Ontario is on the verge of running out of COVID-19 vaccine doses if no new shipments arrive before the end of next week, Premier Doug Ford said during an announcement on Friday morning.
“We’re quickly running out,” he said, adding that Toronto’s University Hospital Network and York Region’s Southlake Regional Healthcare expect to run out by the end of Friday. “All of Ontario will be out of Pfizer vaccines by the end of next week.”
The news came one day after the province reported a record-high 3,519 new COVID-19 cases and announced most schools in Ontario will remain closed for in-person classes until Jan. 25. In Quebec, where the seven-day-average infection rate per 100,000 people is 29.9 compared to Ontario’s 25.5, an 8 p.m. curfew will take effect on Jan. 9.

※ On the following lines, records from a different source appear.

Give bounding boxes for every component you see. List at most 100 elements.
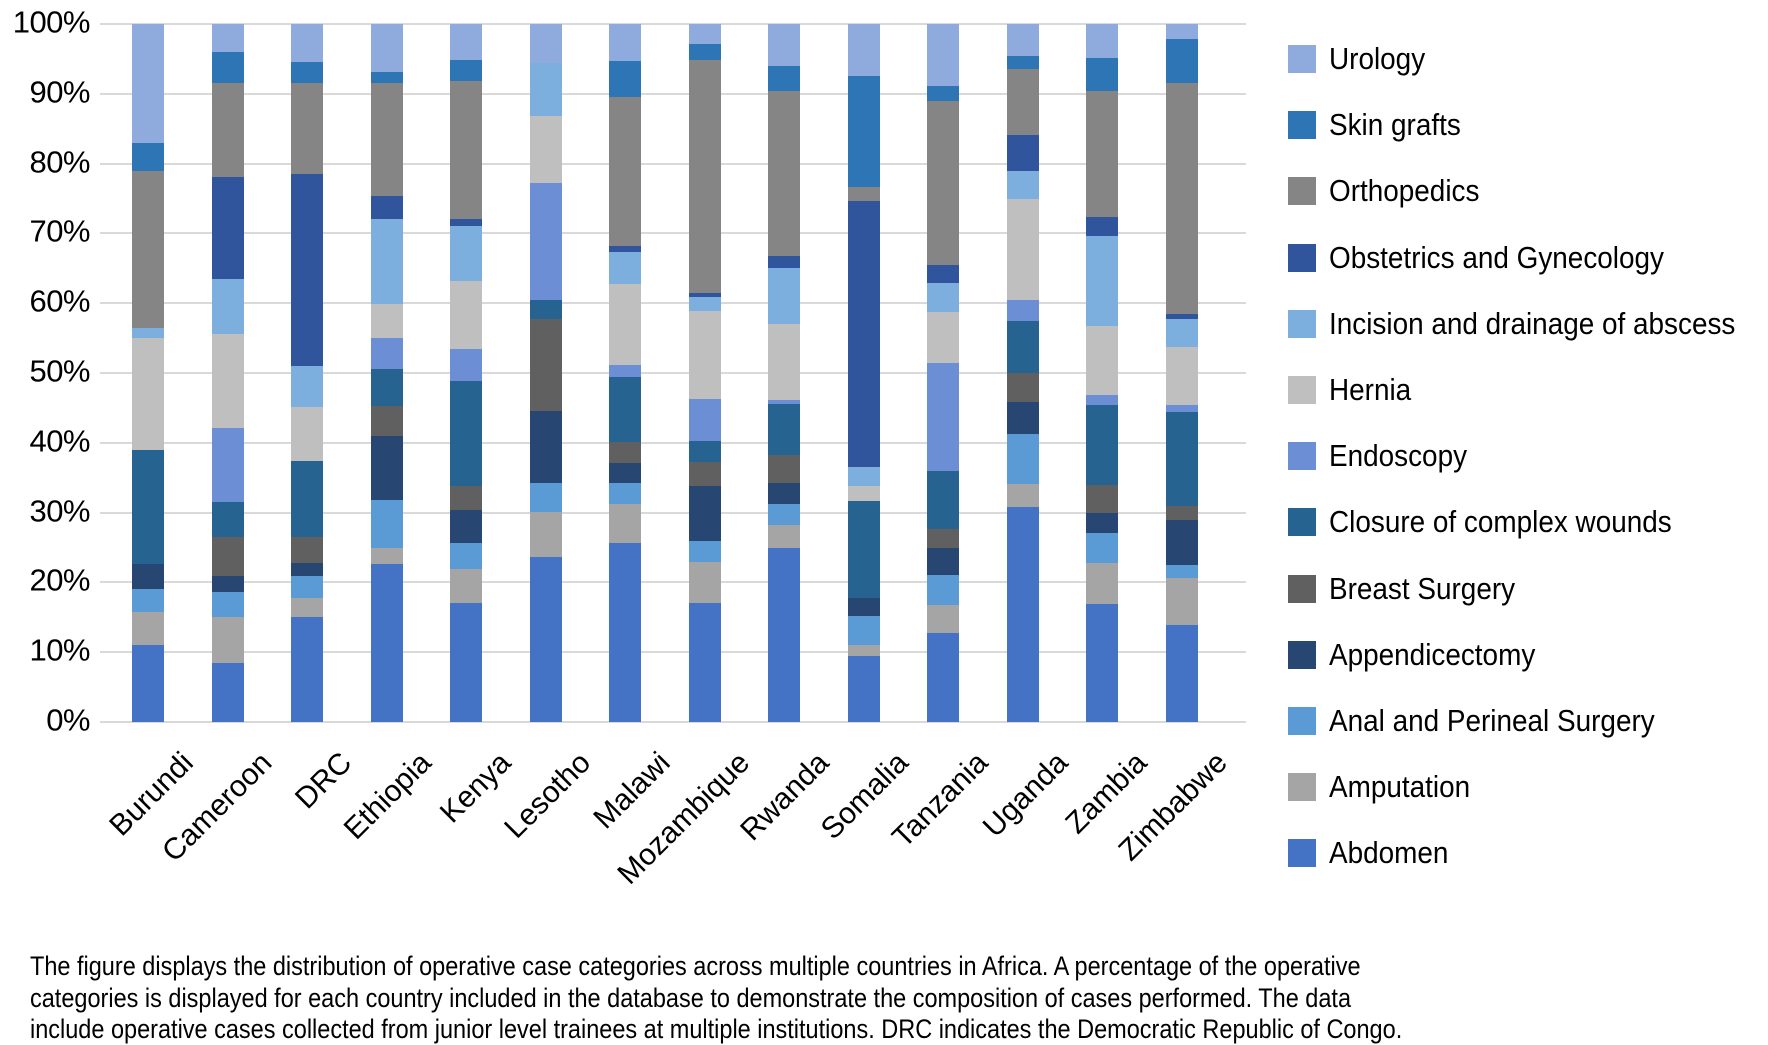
segment-mozambique-endoscopy [688, 398, 721, 442]
segment-lesotho-breast-surgery [529, 318, 562, 412]
segment-zambia-appendicectomy [1086, 512, 1119, 533]
segment-kenya-abdomen [450, 603, 483, 722]
legend-item-breast-surgery: Breast Surgery [1288, 571, 1536, 607]
segment-uganda-abdomen [1006, 507, 1039, 722]
segment-tanzania-anal-and-perineal-surgery [927, 575, 960, 605]
segment-tanzania-amputation [927, 604, 960, 633]
legend-item-incision-and-drainage-of-abscess: Incision and drainage of abscess [1288, 306, 1768, 342]
segment-zimbabwe-orthopedics [1166, 82, 1199, 314]
segment-mozambique-abdomen [688, 603, 721, 722]
segment-malawi-urology [609, 24, 642, 62]
segment-ethiopia-abdomen [370, 564, 403, 722]
segment-uganda-incision-and-drainage-of-abscess [1006, 170, 1039, 199]
gridline-30% [100, 511, 1246, 514]
segment-zambia-obstetrics-and-gynecology [1086, 216, 1119, 237]
segment-tanzania-closure-of-complex-wounds [927, 470, 960, 530]
segment-malawi-anal-and-perineal-surgery [609, 482, 642, 504]
segment-uganda-obstetrics-and-gynecology [1006, 135, 1039, 171]
legend-label: Breast Surgery [1329, 570, 1516, 606]
segment-zambia-breast-surgery [1086, 484, 1119, 513]
legend-item-skin-grafts: Skin grafts [1288, 107, 1475, 143]
segment-somalia-orthopedics [847, 187, 880, 201]
segment-zimbabwe-abdomen [1166, 624, 1199, 722]
legend-swatch-icon [1288, 309, 1316, 338]
segment-rwanda-abdomen [768, 548, 801, 722]
gridline-60% [100, 302, 1246, 305]
bar-malawi [609, 24, 642, 722]
segment-drc-abdomen [291, 617, 324, 722]
segment-zimbabwe-obstetrics-and-gynecology [1166, 313, 1199, 319]
bar-lesotho [529, 24, 562, 722]
x-label-ethiopia: Ethiopia [337, 746, 438, 847]
segment-rwanda-hernia [768, 324, 801, 400]
bar-drc [291, 24, 324, 722]
y-tick-70%: 70% [29, 213, 90, 249]
segment-zimbabwe-urology [1166, 24, 1199, 39]
segment-drc-urology [291, 24, 324, 63]
segment-cameroon-skin-grafts [211, 51, 244, 84]
segment-zambia-amputation [1086, 562, 1119, 605]
legend-label: Obstetrics and Gynecology [1329, 239, 1664, 275]
segment-burundi-anal-and-perineal-surgery [132, 588, 164, 612]
segment-zambia-urology [1086, 24, 1119, 59]
segment-kenya-skin-grafts [450, 59, 483, 82]
legend-item-hernia: Hernia [1288, 372, 1420, 408]
segment-zambia-incision-and-drainage-of-abscess [1086, 236, 1119, 326]
y-tick-60%: 60% [29, 283, 90, 319]
segment-mozambique-anal-and-perineal-surgery [688, 541, 721, 563]
segment-burundi-urology [132, 24, 164, 143]
segment-uganda-urology [1006, 24, 1039, 57]
segment-mozambique-obstetrics-and-gynecology [688, 293, 721, 297]
segment-kenya-appendicectomy [450, 510, 483, 543]
gridline-40% [100, 441, 1246, 444]
segment-cameroon-urology [211, 24, 244, 52]
y-tick-100%: 100% [12, 4, 91, 40]
legend-item-obstetrics-and-gynecology: Obstetrics and Gynecology [1288, 240, 1701, 276]
segment-uganda-orthopedics [1006, 68, 1039, 136]
segment-rwanda-amputation [768, 525, 801, 549]
segment-drc-orthopedics [291, 83, 324, 175]
bar-burundi [132, 24, 164, 722]
segment-mozambique-amputation [688, 562, 721, 604]
caption-line-3: include operative cases collected from j… [30, 1014, 1403, 1044]
segment-ethiopia-hernia [370, 303, 403, 338]
segment-tanzania-abdomen [927, 632, 960, 722]
segment-burundi-hernia [132, 338, 164, 450]
segment-malawi-breast-surgery [609, 442, 642, 464]
gridline-20% [100, 581, 1246, 584]
segment-mozambique-orthopedics [688, 60, 721, 294]
segment-lesotho-closure-of-complex-wounds [529, 300, 562, 319]
segment-drc-incision-and-drainage-of-abscess [291, 366, 324, 407]
y-tick-10%: 10% [29, 632, 90, 668]
y-tick-40%: 40% [29, 423, 90, 459]
segment-zambia-orthopedics [1086, 91, 1119, 217]
segment-mozambique-hernia [688, 311, 721, 399]
segment-malawi-abdomen [609, 542, 642, 722]
segment-zimbabwe-endoscopy [1166, 405, 1199, 413]
segment-lesotho-anal-and-perineal-surgery [529, 482, 562, 512]
bar-ethiopia [370, 24, 403, 722]
segment-ethiopia-obstetrics-and-gynecology [370, 195, 403, 220]
legend-label: Urology [1329, 41, 1426, 76]
segment-cameroon-appendicectomy [211, 575, 244, 593]
segment-tanzania-urology [927, 24, 960, 87]
segment-rwanda-endoscopy [768, 399, 801, 405]
segment-uganda-closure-of-complex-wounds [1006, 320, 1039, 374]
segment-zimbabwe-skin-grafts [1166, 38, 1199, 83]
bar-kenya [450, 24, 483, 722]
segment-lesotho-amputation [529, 511, 562, 557]
segment-ethiopia-appendicectomy [370, 436, 403, 501]
segment-malawi-obstetrics-and-gynecology [609, 246, 642, 253]
legend-swatch-icon [1288, 707, 1316, 735]
segment-zambia-skin-grafts [1086, 58, 1119, 92]
legend-label: Hernia [1329, 372, 1412, 407]
segment-tanzania-hernia [927, 311, 960, 363]
segment-lesotho-incision-and-drainage-of-abscess [529, 63, 562, 117]
segment-tanzania-appendicectomy [927, 548, 960, 576]
segment-cameroon-hernia [211, 334, 244, 429]
bar-tanzania [927, 24, 960, 722]
legend-label: Closure of complex wounds [1329, 504, 1672, 540]
segment-zimbabwe-appendicectomy [1166, 520, 1199, 565]
bar-mozambique [688, 24, 721, 722]
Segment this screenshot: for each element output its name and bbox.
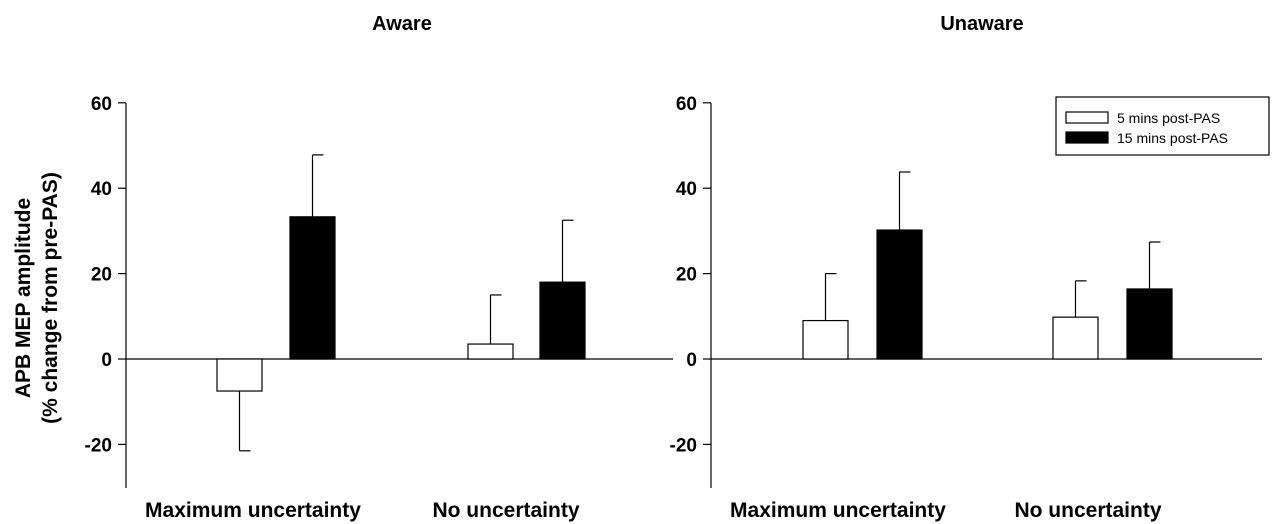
bar <box>539 281 586 360</box>
y-tick-label: 40 <box>676 179 697 200</box>
chart-panel-unaware: Unaware 60 40 20 0 -20 Maximum uncertainty N… <box>670 13 1270 522</box>
bar <box>1052 316 1099 360</box>
panel-title-unaware: Unaware <box>940 13 1023 35</box>
bar <box>802 319 849 360</box>
chart-panel-aware: Aware 60 40 20 0 -20 Maximum uncertainty No … <box>85 13 673 522</box>
y-tick-label: 20 <box>91 265 112 286</box>
category-label: No uncertainty <box>432 499 579 522</box>
category-label: Maximum uncertainty <box>145 499 361 522</box>
y-tick-label: 60 <box>676 94 697 115</box>
bar <box>1126 288 1173 360</box>
legend-label-5min: 5 mins post-PAS <box>1117 110 1220 126</box>
panel-title-aware: Aware <box>372 13 432 35</box>
legend-swatch-5min <box>1065 111 1109 124</box>
legend-box <box>1055 96 1270 156</box>
category-label: No uncertainty <box>1014 499 1161 522</box>
y-tick-label: -20 <box>670 435 697 456</box>
legend: 5 mins post-PAS 15 mins post-PAS <box>1055 96 1270 156</box>
y-tick-label: 0 <box>686 350 697 371</box>
legend-label-15min: 15 mins post-PAS <box>1117 130 1228 146</box>
bar <box>216 358 263 392</box>
y-tick-label: 20 <box>676 265 697 286</box>
y-tick-label: -20 <box>85 435 112 456</box>
y-tick-label: 60 <box>91 94 112 115</box>
y-axis-label-line1: APB MEP amplitude <box>12 198 35 398</box>
bar <box>467 343 514 360</box>
bar <box>876 229 923 360</box>
category-label: Maximum uncertainty <box>730 499 946 522</box>
bar <box>289 216 336 360</box>
y-axis-label-line2: (% change from pre-PAS) <box>39 172 62 424</box>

Ford did not announce any new public health restrictions for Ontario, but said that, as the province waits for additional doses from the federal government, Ontarians will need to continue to “hunker down” and stay home. If they don’t, he threatened, Ontario is in for a “wake up call.”
“If these basic measures continue to be ignored, the consequences will be more dire,” he said. “The shutdown won’t end at the end of January and we will have to look at more extreme measures.”
On Dec. 31, Ontario’s finance minister, Rod Phillips, resigned after it came to light he had vacationed in St. Barts over the holidays amid pleas from the federal and provincial governments for Ontarians to avoid non-essential travel of any kind.
When asked by a reporter during the Friday media event whether Ford believed his government had lost credibility over the scandal, he said the matter had been resolved and reminded Ontarians to stay home.
The premier was joined by Minister of Health Christine Elliott, Minister of Education Stephen Lecce and Ontario’s Associate Chief Medical Officer of Health Dr. Barbara Yaffe.
“Today’s numbers are, to be frank, scary,” Yaffe said. “It’s going the wrong way.”
Ontario has reported record-high numbers of COVID-19 patients in hospital, in ICU beds and on ventilators, and infection rates in children have risen considerably since the middle of December, she said. Additionally, the province has detected six cases of the new U.K. variant.
“There’s probably more that we don’t know about,” she said.